In the above embodiment, the diaphragm 6 of the ultrasonic generator 5 was placed in the solution 2, but since it is sufficient to emit ultrasonic waves into the solution 2, it is necessary to vibrate the wall surface of the closed container 1. You can also do this. Furthermore, although not mentioned in the description of the above embodiments, it is of course also possible to use a configuration in which the closed container 1 is housed in a constant temperature bath or the like and its temperature is controlled.

[0016]

[Effects of the Invention] As described above with respect to the embodiments,
According to the raw material supply device of the present invention, the bubbles of bubbling gas in the raw material liquid are pulverized by ultrasonic irradiation to increase the contact area between the gas phase and the liquid phase, thereby improving the extraction efficiency of the raw material gas. It is possible to prevent the extracted gas concentration from fluctuating due to a decrease in liquid, etc., and to stabilize the amount of raw material supplied over a long period of time.
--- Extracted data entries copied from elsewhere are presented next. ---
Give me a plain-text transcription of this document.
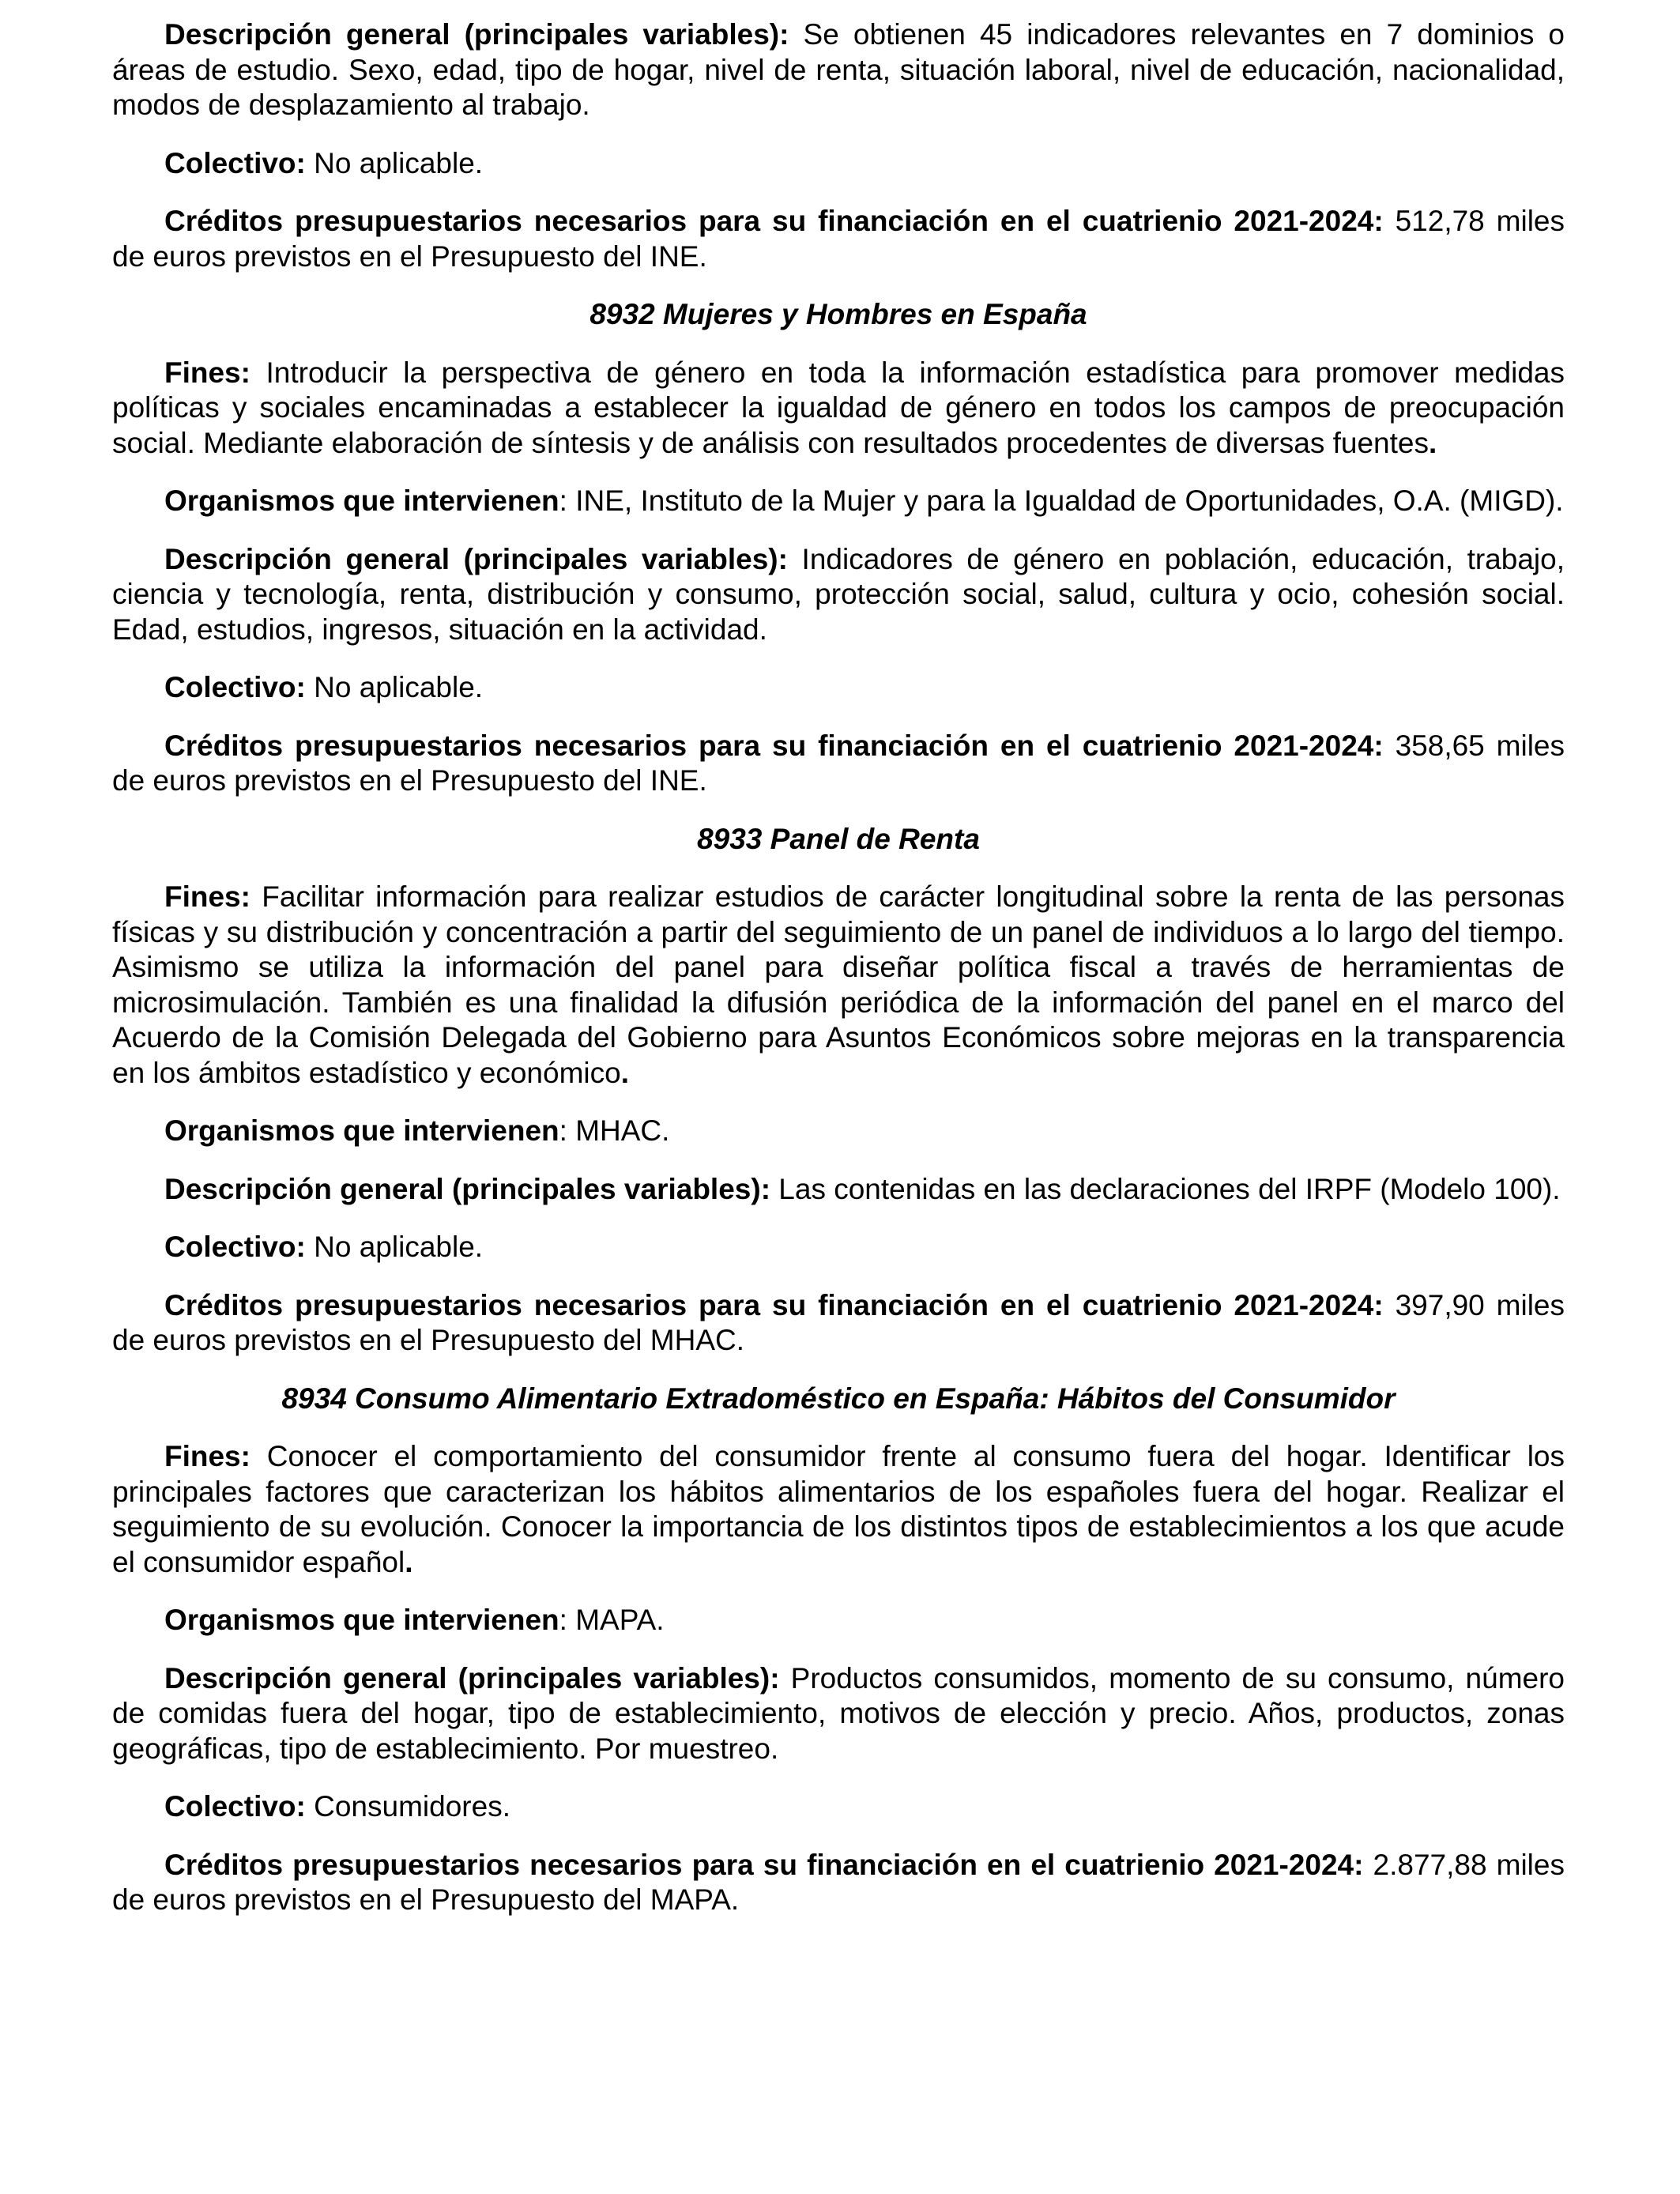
Descripción general (principales variables): Se obtienen 45 indicadores relevantes en 7 dominios o áreas de estudio. Sexo, edad, tipo de hogar, nivel de renta, situación laboral, nivel de educación, nacionalidad, modos de desplazamiento al trabajo.

Colectivo: No aplicable.

Créditos presupuestarios necesarios para su financiación en el cuatrienio 2021-2024: 512,78 miles de euros previstos en el Presupuesto del INE.

8932 Mujeres y Hombres en España

Fines: Introducir la perspectiva de género en toda la información estadística para promover medidas políticas y sociales encaminadas a establecer la igualdad de género en todos los campos de preocupación social. Mediante elaboración de síntesis y de análisis con resultados procedentes de diversas fuentes.

Organismos que intervienen: INE, Instituto de la Mujer y para la Igualdad de Oportunidades, O.A. (MIGD).

Descripción general (principales variables): Indicadores de género en población, educación, trabajo, ciencia y tecnología, renta, distribución y consumo, protección social, salud, cultura y ocio, cohesión social. Edad, estudios, ingresos, situación en la actividad.

Colectivo: No aplicable.

Créditos presupuestarios necesarios para su financiación en el cuatrienio 2021-2024: 358,65 miles de euros previstos en el Presupuesto del INE.

8933 Panel de Renta

Fines: Facilitar información para realizar estudios de carácter longitudinal sobre la renta de las personas físicas y su distribución y concentración a partir del seguimiento de un panel de individuos a lo largo del tiempo. Asimismo se utiliza la información del panel para diseñar política fiscal a través de herramientas de microsimulación. También es una finalidad la difusión periódica de la información del panel en el marco del Acuerdo de la Comisión Delegada del Gobierno para Asuntos Económicos sobre mejoras en la transparencia en los ámbitos estadístico y económico.

Organismos que intervienen: MHAC.

Descripción general (principales variables): Las contenidas en las declaraciones del IRPF (Modelo 100).

Colectivo: No aplicable.

Créditos presupuestarios necesarios para su financiación en el cuatrienio 2021-2024: 397,90 miles de euros previstos en el Presupuesto del MHAC.

8934 Consumo Alimentario Extradoméstico en España: Hábitos del Consumidor

Fines: Conocer el comportamiento del consumidor frente al consumo fuera del hogar. Identificar los principales factores que caracterizan los hábitos alimentarios de los españoles fuera del hogar. Realizar el seguimiento de su evolución. Conocer la importancia de los distintos tipos de establecimientos a los que acude el consumidor español.

Organismos que intervienen: MAPA.

Descripción general (principales variables): Productos consumidos, momento de su consumo, número de comidas fuera del hogar, tipo de establecimiento, motivos de elección y precio. Años, productos, zonas geográficas, tipo de establecimiento. Por muestreo.

Colectivo: Consumidores.

Créditos presupuestarios necesarios para su financiación en el cuatrienio 2021-2024: 2.877,88 miles de euros previstos en el Presupuesto del MAPA.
[Brief explanation of the drawing]

FIG. 1 is a schematic cross-sectional view of a raw material supply device according to an embodiment of the present invention.

FIG. 2 is a graph showing temporal changes in extracted gas concentration.

[Explanation of symbols]

Claims (1)

[Claims] 1. A closed container containing a raw material liquid, a pipe that introduces gas into the raw material liquid to generate bubbles, and an ultrasonic generator that emits ultrasonic waves into the raw material liquid in the sealed container. and a pipe for leading out the gas from the sealed container.